Travel is getting trickier because of the pandemic. The U.K. added France, the Netherlands and Malta to its list of countries from which people arriving have to quarantine for 14 days, a move likely to cause dismay among holidaymakers and anger from the countries involved. And Prime Minister Boris Johnson said England can resume the paused easing of lockdown rules, with theaters, casinos and beauty parlors allowed to reopen — but warned of tougher penalties for breaking social-distancing restrictions. Meanwhile, New Zealand recorded 12 new confirmed local cases and new infections in South Korea almost doubled from a day earlier.
Daimler AG will pay more than $2 billion to settle U.S. diesel-emissions issues in the latest fallout from years of closer regulatory scrutiny on vehicle pollution. Although the expenses add to Daimler’s financial headwinds triggered by the Covid-19 pandemic, the amounts are minor compared with the larger-scale emissions violations that have cost rival Volkswagen AG more than 30 billion euros. Daimler says it fully cooperated with U.S. authorities, whereas VW officials initially lied to EPA and California regulators.
China’s economic recovery continued in July with industrial growth remaining steady, even as weak retail sales undercut the rebound. Industrial output rose 4.8% in July from a year earlier, the same as in June, but lower than economists’ expectations. Overall retail sales fell 1.1%, compared to a projected 0.1% increase. The July data show that China’s recovery is still uneven, with consumption unable to keep up with the rebound in industrial output. China stock and currency markets showed little reaction to the data.
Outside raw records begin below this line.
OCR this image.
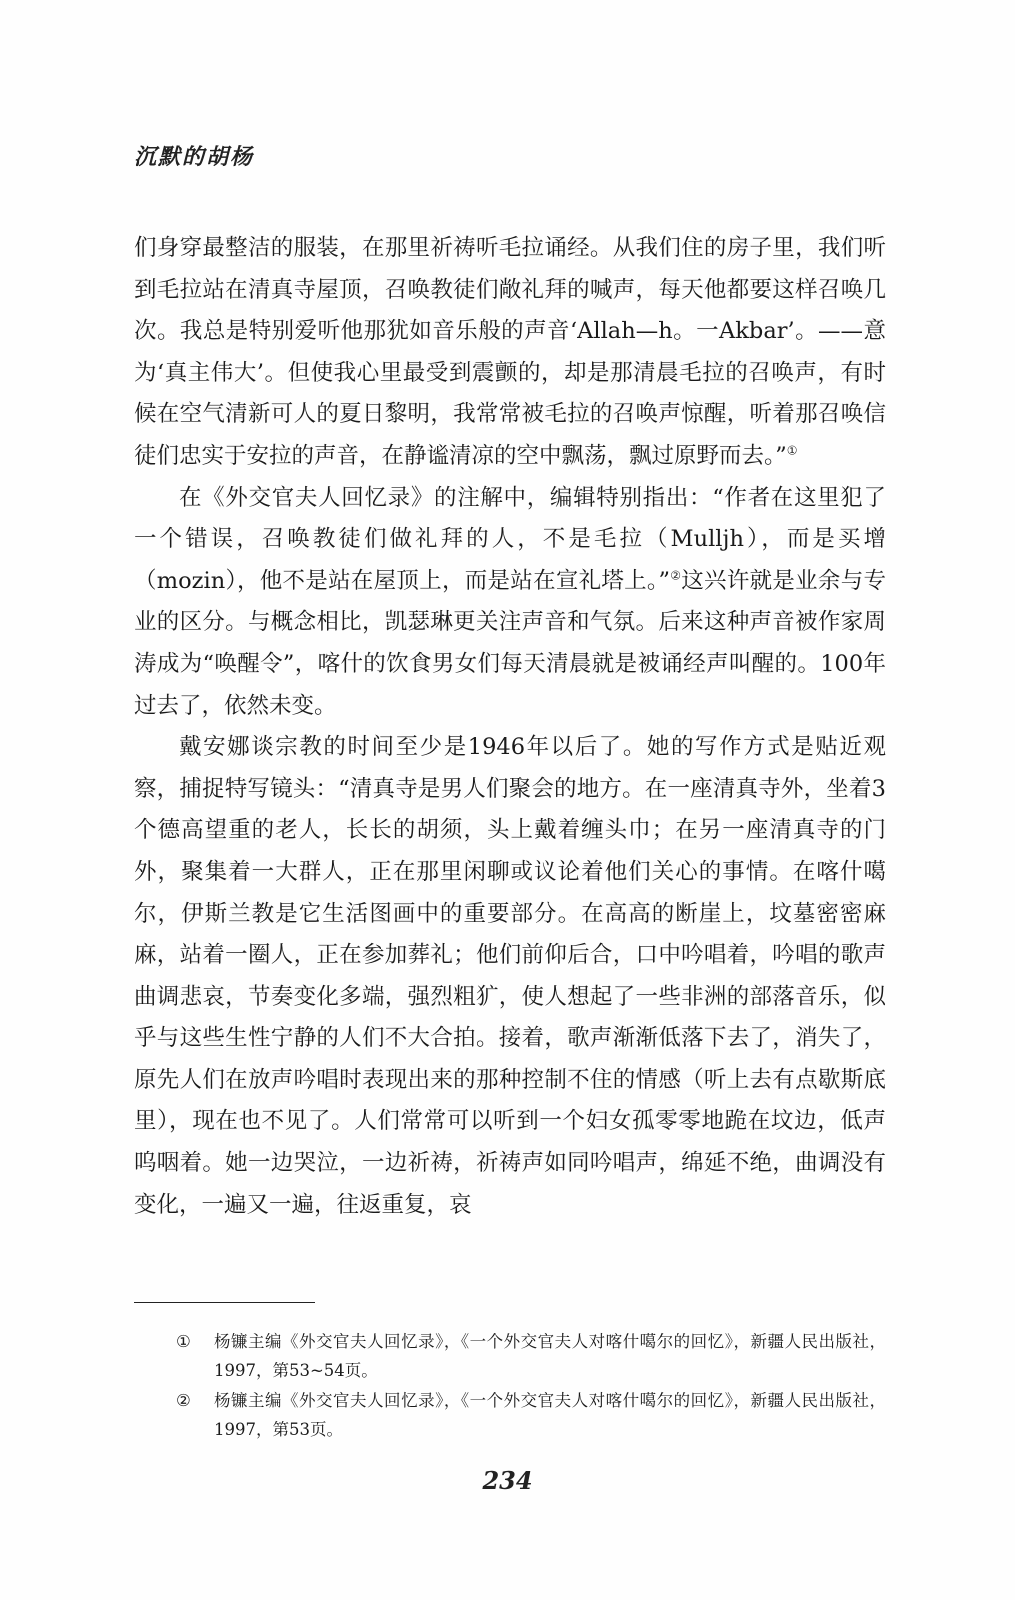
沉默的胡杨

们身穿最整洁的服装，在那里祈祷听毛拉诵经。从我们住的房子里，我们听到毛拉站在清真寺屋顶，召唤教徒们敞礼拜的喊声，每天他都要这样召唤几次。我总是特别爱听他那犹如音乐般的声音‘Allah—h。一Akbar’。——意为‘真主伟大’。但使我心里最受到震颤的，却是那清晨毛拉的召唤声，有时候在空气清新可人的夏日黎明，我常常被毛拉的召唤声惊醒，听着那召唤信徒们忠实于安拉的声音，在静谧清凉的空中飘荡，飘过原野而去。”①

在《外交官夫人回忆录》的注解中，编辑特别指出：“作者在这里犯了一个错误，召唤教徒们做礼拜的人，不是毛拉（Mulljh），而是买增（mozin），他不是站在屋顶上，而是站在宣礼塔上。”②这兴许就是业余与专业的区分。与概念相比，凯瑟琳更关注声音和气氛。后来这种声音被作家周涛成为“唤醒令”，喀什的饮食男女们每天清晨就是被诵经声叫醒的。100年过去了，依然未变。

戴安娜谈宗教的时间至少是1946年以后了。她的写作方式是贴近观察，捕捉特写镜头：“清真寺是男人们聚会的地方。在一座清真寺外，坐着3个德高望重的老人，长长的胡须，头上戴着缠头巾；在另一座清真寺的门外，聚集着一大群人，正在那里闲聊或议论着他们关心的事情。在喀什噶尔，伊斯兰教是它生活图画中的重要部分。在高高的断崖上，坟墓密密麻麻，站着一圈人，正在参加葬礼；他们前仰后合，口中吟唱着，吟唱的歌声曲调悲哀，节奏变化多端，强烈粗犷，使人想起了一些非洲的部落音乐，似乎与这些生性宁静的人们不大合拍。接着，歌声渐渐低落下去了，消失了，原先人们在放声吟唱时表现出来的那种控制不住的情感（听上去有点歇斯底里），现在也不见了。人们常常可以听到一个妇女孤零零地跪在坟边，低声呜咽着。她一边哭泣，一边祈祷，祈祷声如同吟唱声，绵延不绝，曲调没有变化，一遍又一遍，往返重复，哀

①	杨镰主编《外交官夫人回忆录》，《一个外交官夫人对喀什噶尔的回忆》，新疆人民出版社，1997，第53~54页。
②	杨镰主编《外交官夫人回忆录》，《一个外交官夫人对喀什噶尔的回忆》，新疆人民出版社，1997，第53页。
234
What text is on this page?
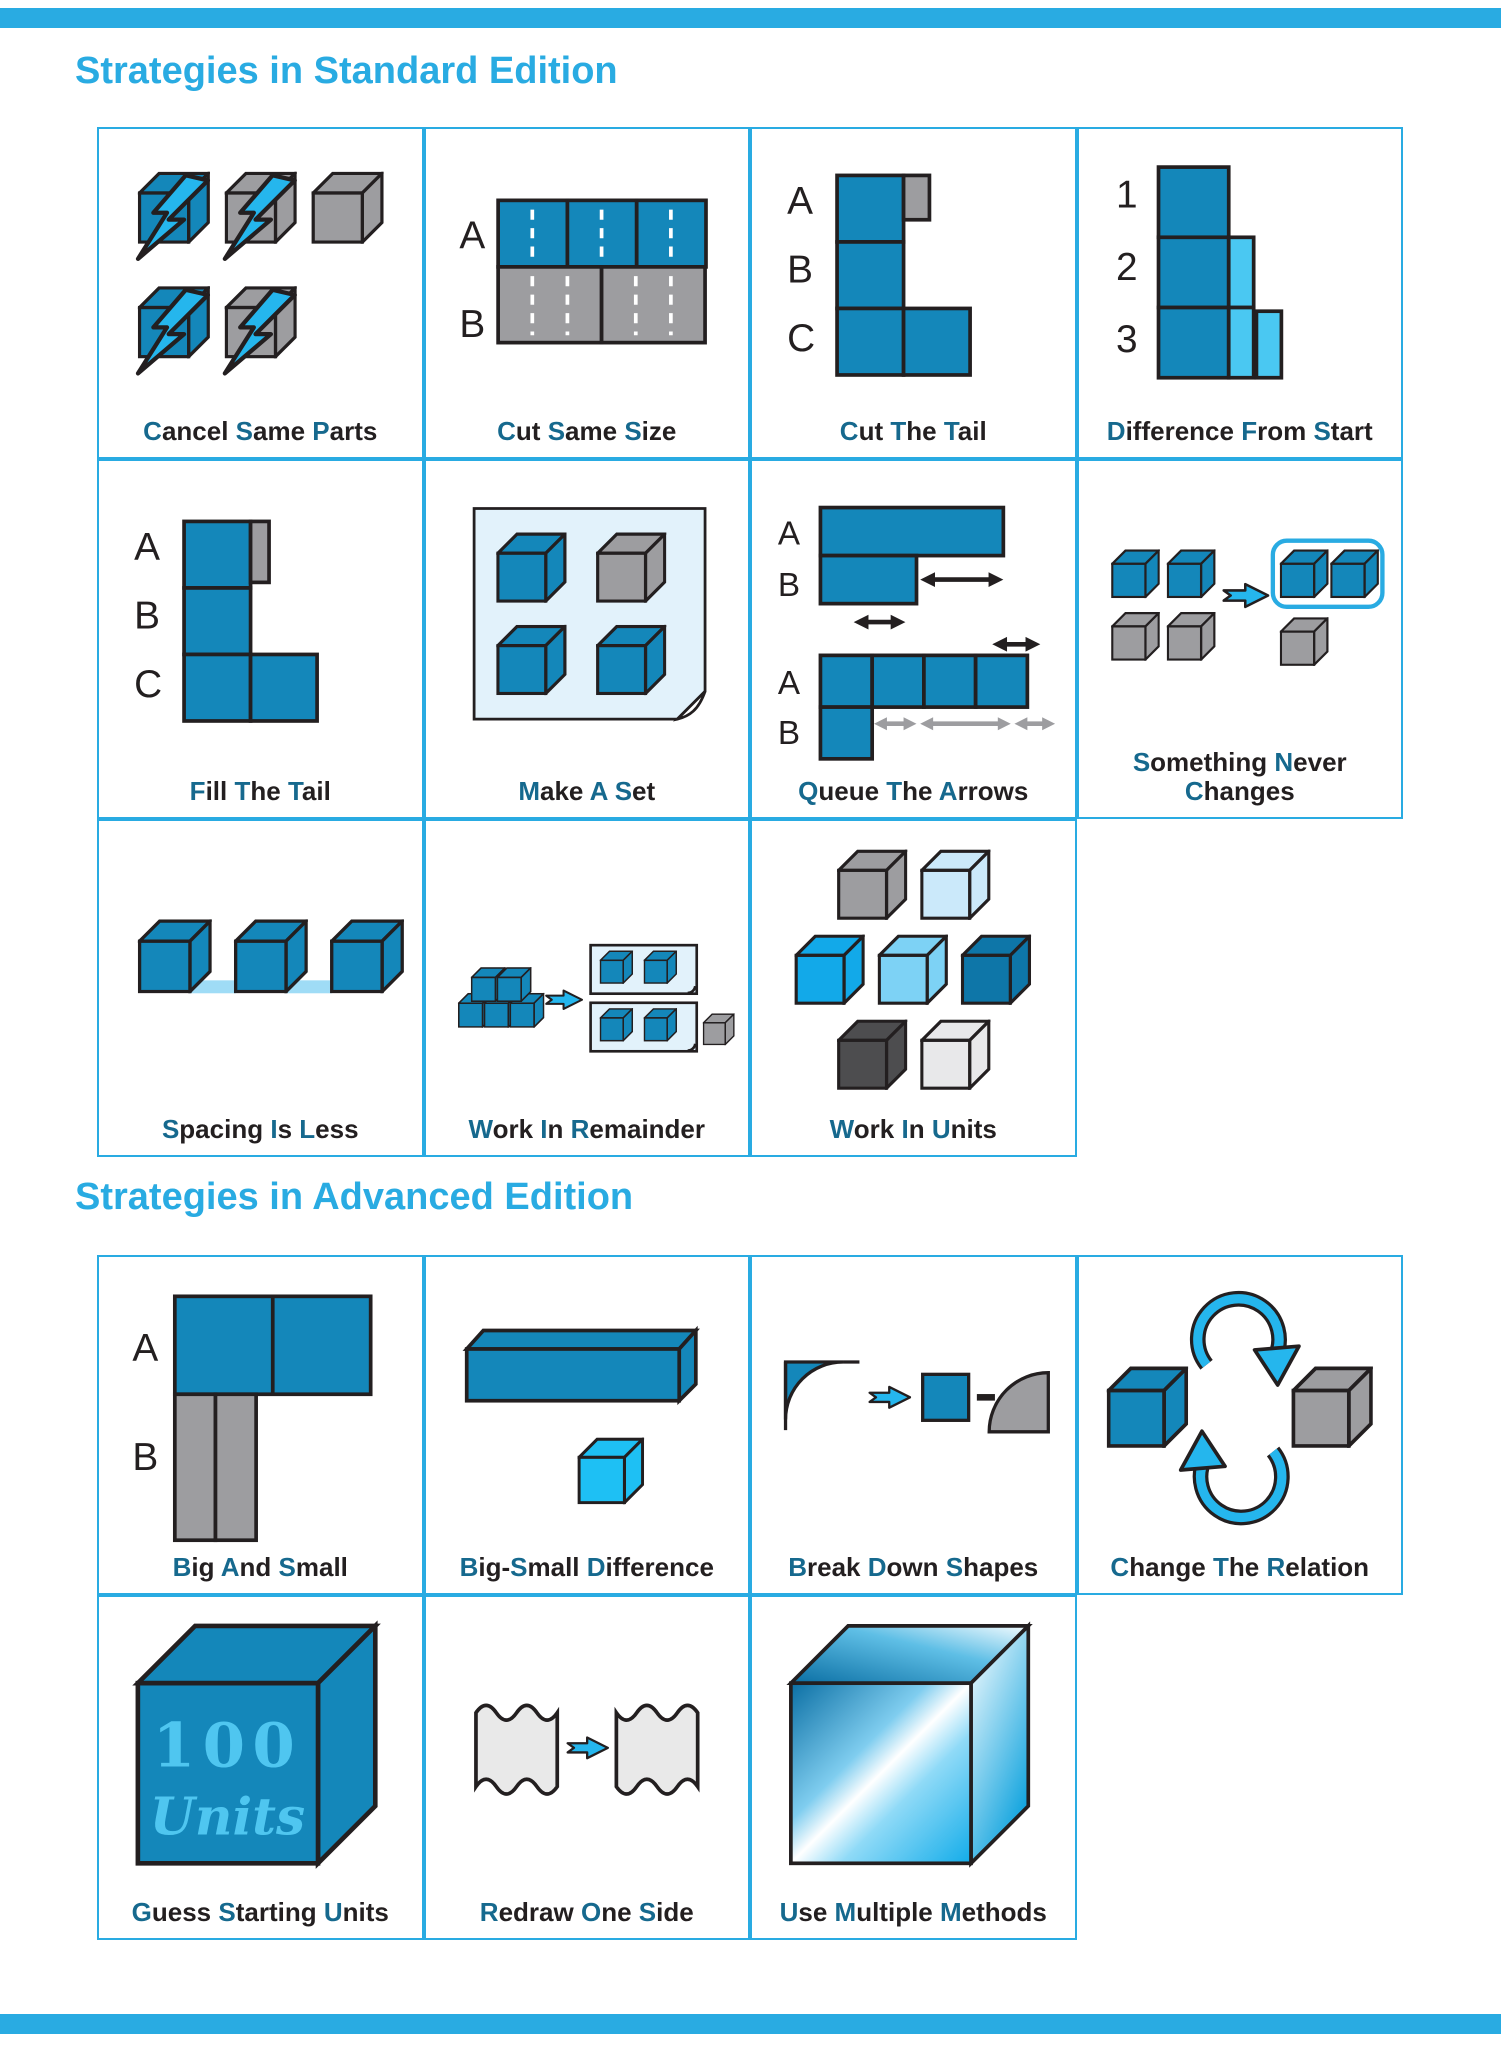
Strategies in Standard Edition
Cancel Same Parts
A
B
Cut Same Size
A
B
C
Cut The Tail
1
2
3
Difference From Start
A
B
C
Fill The Tail	Make A Set
A
B
A
B
Queue The Arrows
Something Never Changes
Spacing Is Less	Work In Remainder	Work In Units
Strategies in Advanced Edition
A
B
Big And Small	Big-Small Difference	Break Down Shapes	Change The Relation
100
Units
Guess Starting Units	Redraw One Side	Use Multiple Methods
Welcome to a summer Friday. Asian stocks are drifting as investors mull the stalemate in stimulus talks in America and parse signs of an economic recovery. Treasury yields steadied near an eight-week high. Gold dipped and the dollar was steady. With markets in the Middle East closed today, we’ll have to wait until Sunday to see how investors in the region react to the historic deal between Israel and the United Arab Emirates to begin normalizing relations. European equity futures are edging lower after a mostly positive week.
The earnings calendar is devoid of household names, but there’s some economic data. We’ll get an update on how much the euro area’s economy contracted in the second quarter; the initial report showed a 12.1% plunge. More importantly, we get euro-zone employment statistics, which could be misleadingly benign. France’s unemployment rate yesterday fell to the lowest since 1983, but the statistic doesn’t include people who wish to work but aren’t counted as unemployed because they were unable to look for a job in confinement. And U.S. retail sales should show the consumer recovery slowed down in July from the 18.2% increase in May and a 7.5% jump in June. Economists on average forecast sales climbed 2.1%.